Спасение Эль
Шрифт:
Глава пятая. Засада теней
Небольшой патрульный отряд, который возглавлял Ринсинг, третий сын великого стратега Ошиаса, попал в засаду.
Это казалось невозможным: никто, кроме сингов, не отважился бы на путешествие в безлунную ночь в стороне от главного пути в Каракорум. В непроглядной тьме на расстоянии вытянутой руки нормальное зрение отказывалось различать смутные тени. Только легендарное обоняние сингов позволяло отряду продвигаться по бескрайней степи. Поэтому Ринсинг
Всё случилось так внезапно, что чувствительный нос Рина не уловил даже намёка на привкус смертоносного металла в горьковатом воздухе. Только вдруг резануло болью у сердца, где пламенел цветок калохортуса, предупреждая: что-то изменилось в сонной тишине. И тут же кромешную мглу внезапно прорезал лязг вынимаемых из ножен клинков, над всадниками просвистели наконечники стрел, ударная сила скрывающегося за пологом ночи противника отбросила застигнутых врасплох сингов назад.
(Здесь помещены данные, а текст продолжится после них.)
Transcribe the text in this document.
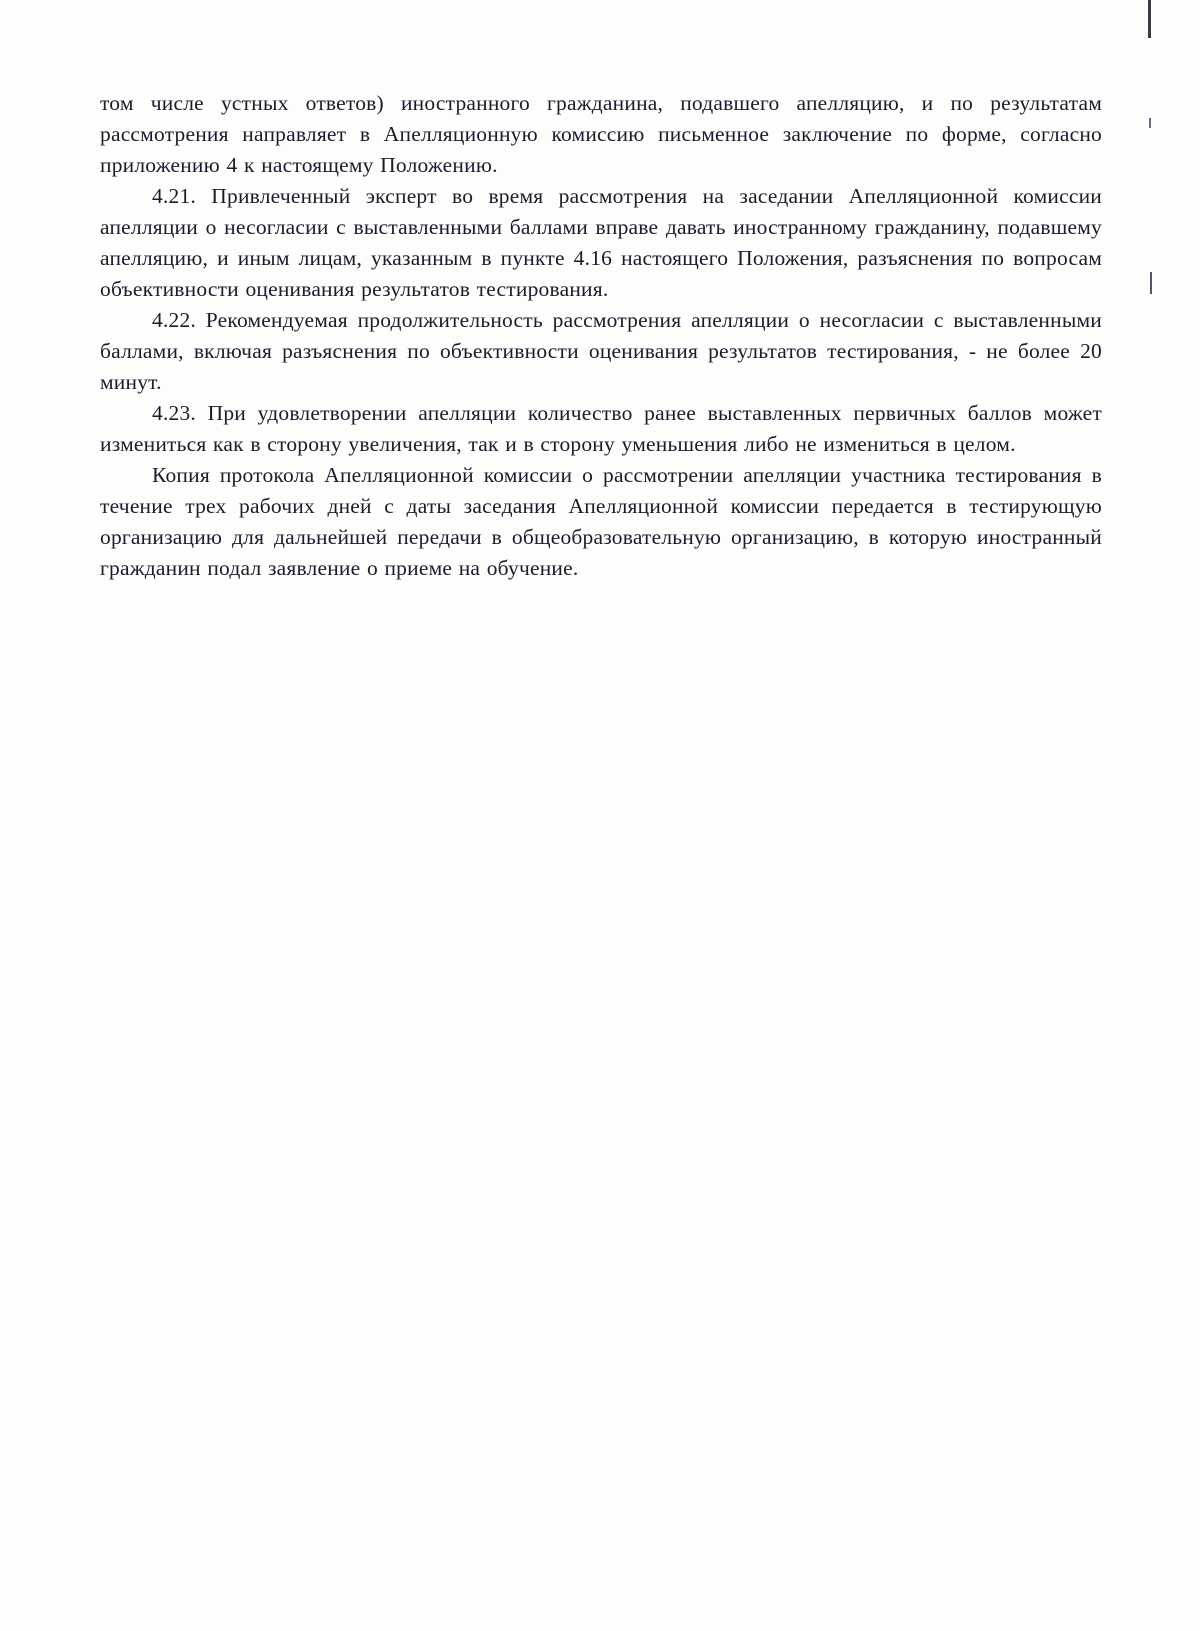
том числе устных ответов) иностранного гражданина, подавшего апелляцию, и по результатам рассмотрения направляет в Апелляционную комиссию письменное заключение по форме, согласно приложению 4 к настоящему Положению.

4.21. Привлеченный эксперт во время рассмотрения на заседании Апелляционной комиссии апелляции о несогласии с выставленными баллами вправе давать иностранному гражданину, подавшему апелляцию, и иным лицам, указанным в пункте 4.16 настоящего Положения, разъяснения по вопросам объективности оценивания результатов тестирования.

4.22. Рекомендуемая продолжительность рассмотрения апелляции о несогласии с выставленными баллами, включая разъяснения по объективности оценивания результатов тестирования, - не более 20 минут.

4.23. При удовлетворении апелляции количество ранее выставленных первичных баллов может измениться как в сторону увеличения, так и в сторону уменьшения либо не измениться в целом.

Копия протокола Апелляционной комиссии о рассмотрении апелляции участника тестирования в течение трех рабочих дней с даты заседания Апелляционной комиссии передается в тестирующую организацию для дальнейшей передачи в общеобразовательную организацию, в которую иностранный гражданин подал заявление о приеме на обучение.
– Стоять! – закричал Ринсинг. – Мы не…
Он не успел закончить фразу, отражая стрелу, которая ещё мгновение – и впилась бы в лицо. Рин рванул вперёд руку с потемневшим клинком. Вторая стрела, летевшая прямо в центр цветка калохортуса, прикрывающего его сердце, обиженно звякнула о металл, улетела в степную траву. Только на миг чиркнула по коже там, где Рин легкомысленно распустил ворот, переживая вечернюю духоту.
И вновь стало тихо.
– Есть потери? – спросил Рин, даже не оглянувшись проверить.
– Все целы, – так же почти неслышно ответили за спиной.
Синсинг, ставший его правой рукой после гибели Пана, оказался надёжным тылом. Рин зажал ладонью кровоточившую царапину на шее, не отрывая ледяного взгляда от кромешной тьмы, теперь наполненной угрозой до краёв.
Кто-то, не имеющий никакого запаха, без всякого предупреждения и беззвучно атаковал патрульный отряд почти у самой главной дороги в столицу Таифа. Дерзко, возмутительно и непонятно.
«Словно с иной стороны тени», – пронеслось в голове Ринсинга, а потом он уже вообще ни о чём не думал, предоставив решать исход битвы инстинктам.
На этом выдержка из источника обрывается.